Петр Ильич всегда очень внимательно и трепетно относился к выбору сюжета для своих произведений. Он писал своему ученику и другу, композитору Сергею Танееву: «Я всегда стремился как можно правдивее, искреннее выразить музыкой то, что имелось в тексте. Правдивость же и искренность не суть результат умствований, а непосредственный продукт внутреннего чувства. Дабы чувство это было живое, теплое, я всегда старался выбирать сюжеты, способные согреть меня. Согреть же меня могут только такие сюжеты, в коих действуют настоящие живые люди, чувствующие так же, как и я».

«Иоланта» — последняя опера П.И. Чайковского и одно из самых светлых произведений композитора. Здесь нет ни одного отрицательного персонажа, вся опера наполнена православно-христианским содержанием. Поэтическая одухотворенность, благородство и чистота чувств, трогательная задушевность сделали ее одним из самых гармоничных и светлых произведений Чайковского. В ее музыке воплощена жизнеутверждающая вера в победу светлого начала, в душевные силы человека, стремящегося к правде и добру.

История создания оперы «Иоланта» началась с того, что директор Петербургской императорской труппы Иван Александрович Всеволожский3задумал показать на сцене грандиозное зрелищное представление, состоящее из оперы и балета. Он постоянно просматривал массу литературных материалов — все, что могло быть использовано в качестве либретто или основы для театральных постановок. Так появились два выдающихся музыкальных спектакля: балет «Щелкунчик» и опера «Иоланта». Всю программу совместной постановки, включавшей и балет, и оперу, создавал главный балетмейстер Петербургской императорской труппы Мариус Петипа4. В качестве композитора для создания этого грандиозного музыкального спектакля-феерии был приглашен Петр Ильич Чайковский.

Известный историк музыкальных произведений заслуженный артист России Александр Майкапар5 высказывает мнение, что идея совместного спектакля принадлежала самому композитору, который при этом сам же предлагал юному, на ту пору девятнадцатилетнему Сергею Рахманинову поставить его оперу — тоже одноактную — «Алеко» в один вечер с «Иолантой» вместо своего собственного балета «Щелкунчик»6.

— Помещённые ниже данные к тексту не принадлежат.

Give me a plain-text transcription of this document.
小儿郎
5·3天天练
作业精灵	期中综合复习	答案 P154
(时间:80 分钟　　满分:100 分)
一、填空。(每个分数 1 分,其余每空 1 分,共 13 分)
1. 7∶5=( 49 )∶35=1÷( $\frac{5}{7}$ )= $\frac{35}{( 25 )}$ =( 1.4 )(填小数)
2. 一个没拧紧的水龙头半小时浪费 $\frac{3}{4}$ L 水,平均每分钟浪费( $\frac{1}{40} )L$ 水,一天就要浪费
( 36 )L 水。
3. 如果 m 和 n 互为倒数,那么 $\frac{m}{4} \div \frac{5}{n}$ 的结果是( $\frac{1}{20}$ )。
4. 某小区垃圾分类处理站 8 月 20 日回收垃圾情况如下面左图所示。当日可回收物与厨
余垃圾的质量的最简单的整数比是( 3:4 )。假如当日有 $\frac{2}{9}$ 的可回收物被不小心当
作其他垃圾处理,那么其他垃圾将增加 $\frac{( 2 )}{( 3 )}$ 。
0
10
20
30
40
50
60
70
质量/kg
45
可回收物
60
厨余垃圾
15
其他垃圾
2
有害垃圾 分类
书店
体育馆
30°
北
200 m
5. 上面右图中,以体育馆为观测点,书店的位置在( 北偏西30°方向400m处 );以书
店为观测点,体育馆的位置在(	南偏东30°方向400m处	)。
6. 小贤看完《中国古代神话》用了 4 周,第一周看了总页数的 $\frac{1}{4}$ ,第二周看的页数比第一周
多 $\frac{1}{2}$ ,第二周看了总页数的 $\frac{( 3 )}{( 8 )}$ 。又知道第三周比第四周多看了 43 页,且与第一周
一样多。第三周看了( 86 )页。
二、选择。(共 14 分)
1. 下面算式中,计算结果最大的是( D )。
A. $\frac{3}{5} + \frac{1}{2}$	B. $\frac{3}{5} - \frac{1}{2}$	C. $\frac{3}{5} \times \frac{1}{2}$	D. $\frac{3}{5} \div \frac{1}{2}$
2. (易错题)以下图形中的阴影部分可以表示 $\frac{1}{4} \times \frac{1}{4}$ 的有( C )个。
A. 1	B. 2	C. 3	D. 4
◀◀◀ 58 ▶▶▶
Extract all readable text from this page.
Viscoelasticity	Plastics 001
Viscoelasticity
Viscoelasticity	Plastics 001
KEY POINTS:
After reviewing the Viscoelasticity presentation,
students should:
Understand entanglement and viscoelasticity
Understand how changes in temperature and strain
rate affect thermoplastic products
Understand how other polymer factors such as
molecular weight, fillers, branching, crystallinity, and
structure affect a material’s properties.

Впервые Петр Ильич Чайковский прочитал одноактную драму в стихах датского писателя Генрика Херца «Дочь короля Рене» (написанную автором в 1845 г.) в переводе Федора Миллера в 1884 г. и еще тогда пленился оригинальностью и поэтичностью сюжета. Другие источники не дают таких абсолютно точных дат: в библиотеке П.И. Чайковского сохранилось издание драмы на немецком языке, вышедшее в свет в Берлине в 1876 г., но когда именно Чайковский познакомился с этим сюжетом — неизвестно. Прошло еще несколько лет, прежде чем он взялся за написание оперы по этому произведению.

В основе либретто7, составленного братом композитора Модестом Чайковским, история, описанная датским поэтом Генрихом Херцем «Дочь короля Рене». Это либретто Модест Петрович создавал по переделанной драме в версии Владимира Зотова8, шедшей в московском Малом театре. Петр Ильич, получив текст, писал в письме брату: «Более чем когда-либо я влюблен в сюжет «Иоланты», и твое либретто сделано вполне отлично… Я напишу такую оперу, что все плакать будут». В сюжете этой драмы Чайковский уловил то искреннее чувство, которое увлекло и поразило его, а переживания героев стали переживаниями самого композитора. Работа над оперой началась 10 июля 1892 г.,
к 4 сентября вся музыка была написана, а в декабре закончена и оркестровка. Первое представление оперы состоялось 18 декабря9 в петербургском Мариинском театре. Успех «Иоланты» был абсолютным. И директор И.А. Всеволожский был очень доволен своей идеей. Но совместного действа из них так и не вышло: это были отдельно прекрасная опера и прекрасный балет. Больше они в единой программе не ставились.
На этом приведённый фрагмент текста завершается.